Hypervisor and OS Kernel Debug with DCI on the AAEON Whiskey Lake board

It’s a lot of work; I spent a few weeks going through the steps and documenting the procedures. But if you have an interest and follow the instructions, it’ll be much quicker, and you’ll have a very powerful debug environment, unmatched for debugging UEFI in conjunction with Windows.

For now, I thought that an interesting area of investigation was to watch the boot progression using my typical approach of using VM Launch breakpoints. The results were interesting.

The first VM Launch break takes you into hvix64, just as before. There are of course no symbols. As with before, probe mode tells us that we are in VM Guest mode.

Hit Go again. The second VM Launch breakpoint puts us in hvloader, in User land, in Guest mode:

Hit Go again. This time, unexpectedly, the third VM Launch breakpoint is not hit. The target remains in a Running state, but the screen just shows the UP Xtreme i11 splash screen; it does not boot to Windows:

I guessed that we’re in another deadloop. Just halting the target using SourcePoint bears that out. Doing a LoadCurrent makes it very clear:

It’s important to note that this deadloop is before securekernel.ShvlpVtl1Entry, the function that we entered into in my earlier blogs with previous VM Launch breakpoints. ShvlpVtl1Entry seems intuitively to indicate the Secure Kernel entry into VTL 1. I conclude that the code that we’re in, sitting in the SkInfiniteLoop, is in VTL 0. Which makes sense, as expressed in Windows Internals Part 2, Chapter 9 Virtualization Technologies, under the VSM startup section:

“The Secure Kernel is dependent on the hypervisor, the Windows Loader, and the NT kernel to properly start up. We discuss the Windows Loader, the hypervisor loader, and the preliminary phases by which the Secure Kernel is initialized in VTL 0 by these two modules in Chapter 12.”
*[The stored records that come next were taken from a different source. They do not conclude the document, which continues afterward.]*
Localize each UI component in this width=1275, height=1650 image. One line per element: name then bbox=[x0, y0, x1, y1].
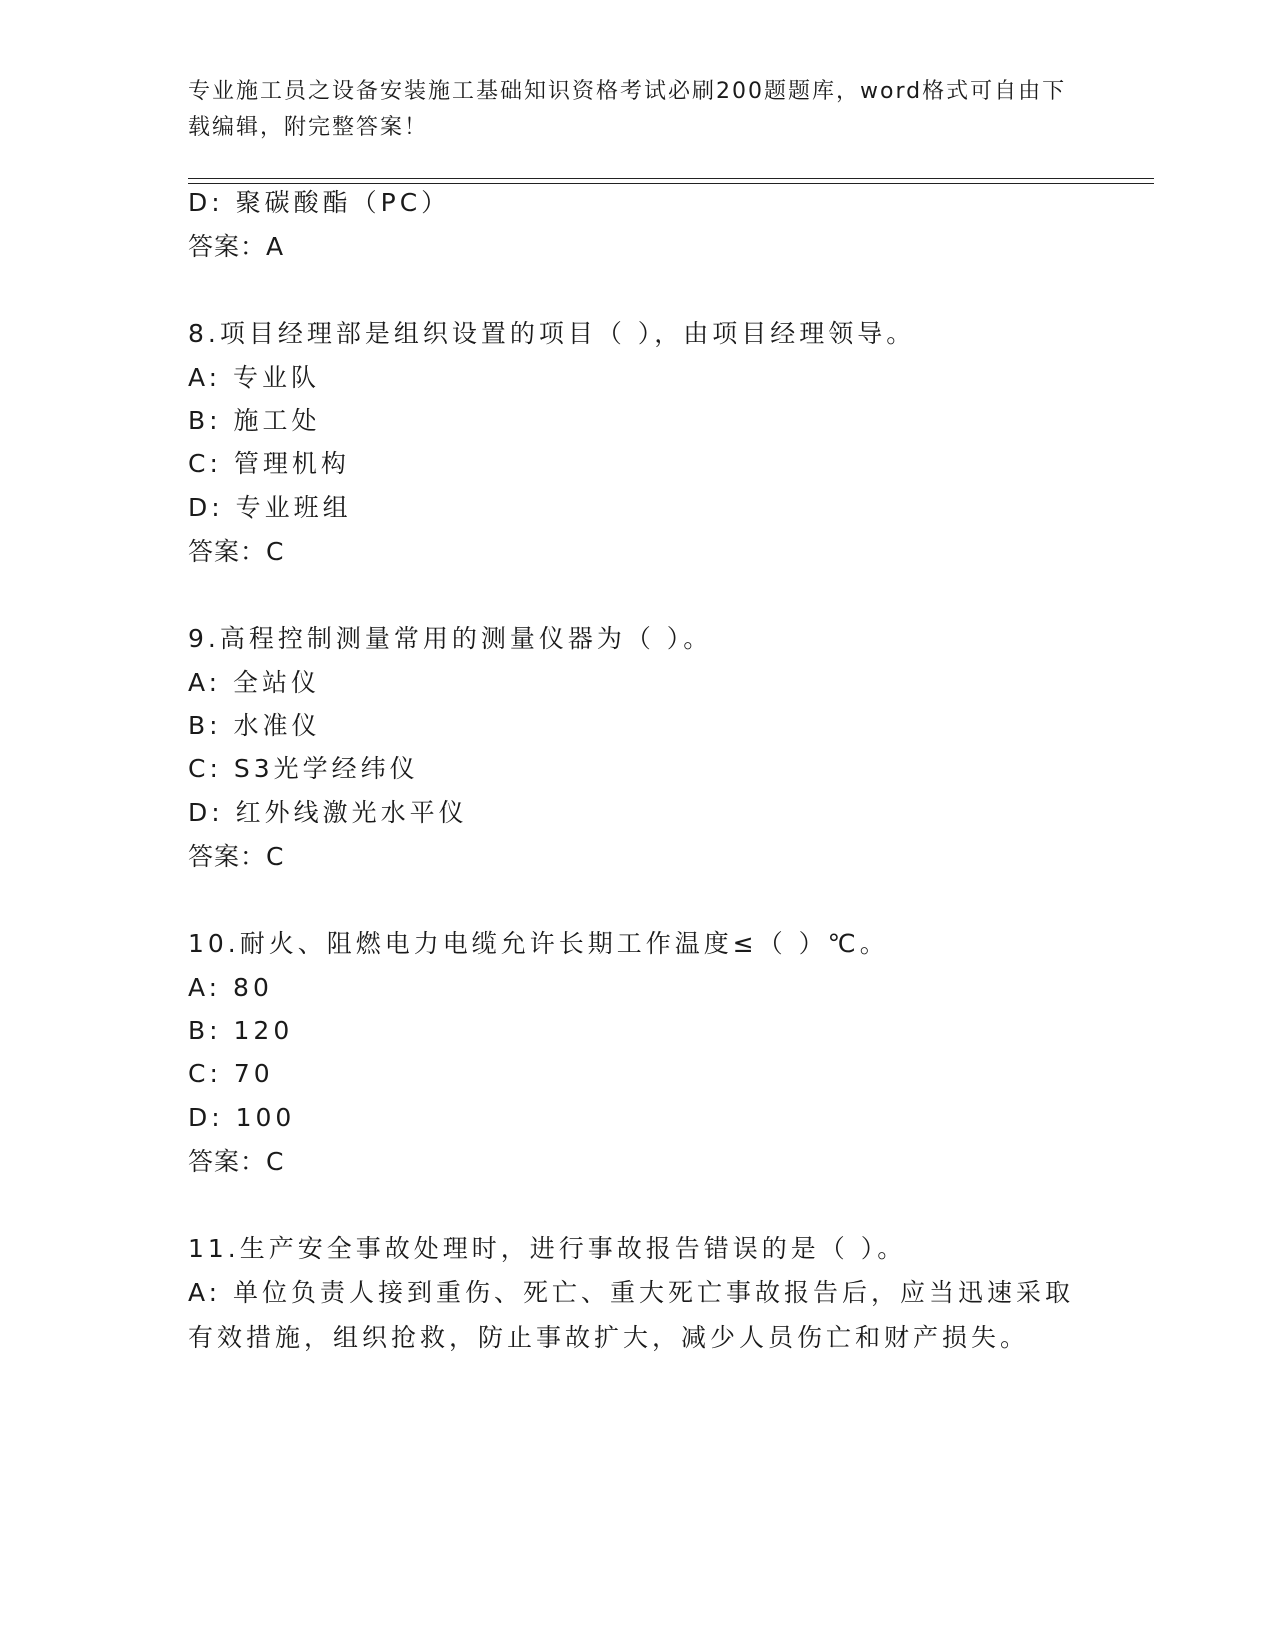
q10-option-a: A: 80 bbox=[188, 973, 273, 1002]
q10-question: 10.耐火、阻燃电力电缆允许长期工作温度≤（ ）℃。 bbox=[188, 929, 889, 958]
q8-option-a: A: 专业队 bbox=[188, 363, 321, 392]
q9-option-d: D: 红外线激光水平仪 bbox=[188, 798, 468, 827]
q7-option-d: D: 聚碳酸酯（PC） bbox=[188, 188, 451, 217]
header-divider bbox=[188, 178, 1154, 184]
q9-question: 9.高程控制测量常用的测量仪器为（ ）。 bbox=[188, 624, 713, 653]
q11-option-a: A: 单位负责人接到重伤、死亡、重大死亡事故报告后，应当迅速采取有效措施，组织抢救，防止事故扩大，减少人员伤亡和财产损失。 bbox=[188, 1278, 1075, 1352]
q9-option-b: B: 水准仪 bbox=[188, 711, 321, 740]
q10-option-d: D: 100 bbox=[188, 1103, 296, 1132]
q8-option-c: C: 管理机构 bbox=[188, 449, 350, 478]
q9-option-a: A: 全站仪 bbox=[188, 668, 321, 697]
q9-answer: 答案：C bbox=[188, 842, 285, 871]
q8-option-b: B: 施工处 bbox=[188, 406, 321, 435]
q9-option-c: C: S3光学经纬仪 bbox=[188, 754, 419, 783]
q10-option-c: C: 70 bbox=[188, 1059, 274, 1088]
document-header: 专业施工员之设备安装施工基础知识资格考试必刷200题题库，word格式可自由下载编辑，附完整答案！ bbox=[188, 79, 1067, 140]
q7-answer: 答案：A bbox=[188, 232, 285, 261]
q8-option-d: D: 专业班组 bbox=[188, 493, 352, 522]
q8-question: 8.项目经理部是组织设置的项目（ ），由项目经理领导。 bbox=[188, 319, 916, 348]
q8-answer: 答案：C bbox=[188, 537, 285, 566]
q11-question: 11.生产安全事故处理时，进行事故报告错误的是（ ）。 bbox=[188, 1234, 907, 1263]
q10-option-b: B: 120 bbox=[188, 1016, 294, 1045]
q10-answer: 答案：C bbox=[188, 1147, 285, 1176]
To proceed, as before, we can put the cursor below the JE instruction, and right-click on Set IP, thereby exiting the deadloop.

If we hit Go again, we hit the VM Launch breakpoint again, and do in fact enter VTL 1, with securekernel.ShvlpVtl1Entry:

Very interesting. Let’s recap a few of the highlights:

We can use the enablejtagbreak BCD element to halt the target very early in the Windows boot, in winload_prod.
We’re able to break into the Secure Kernel while in initial startup in VTL 0.
SMM breakpoints supported by the SourcePoint JTAG debugger gives insight into how Windows interacts with SMM.

There’s so much more to explore. As mentioned above, much more insight into the Windows internals is made possible with SourcePoint’s additional features, such as the VMM breakpoints, VMCS Viewer/Editor, Intel PT, AET, etc. There’s a lot more to write about.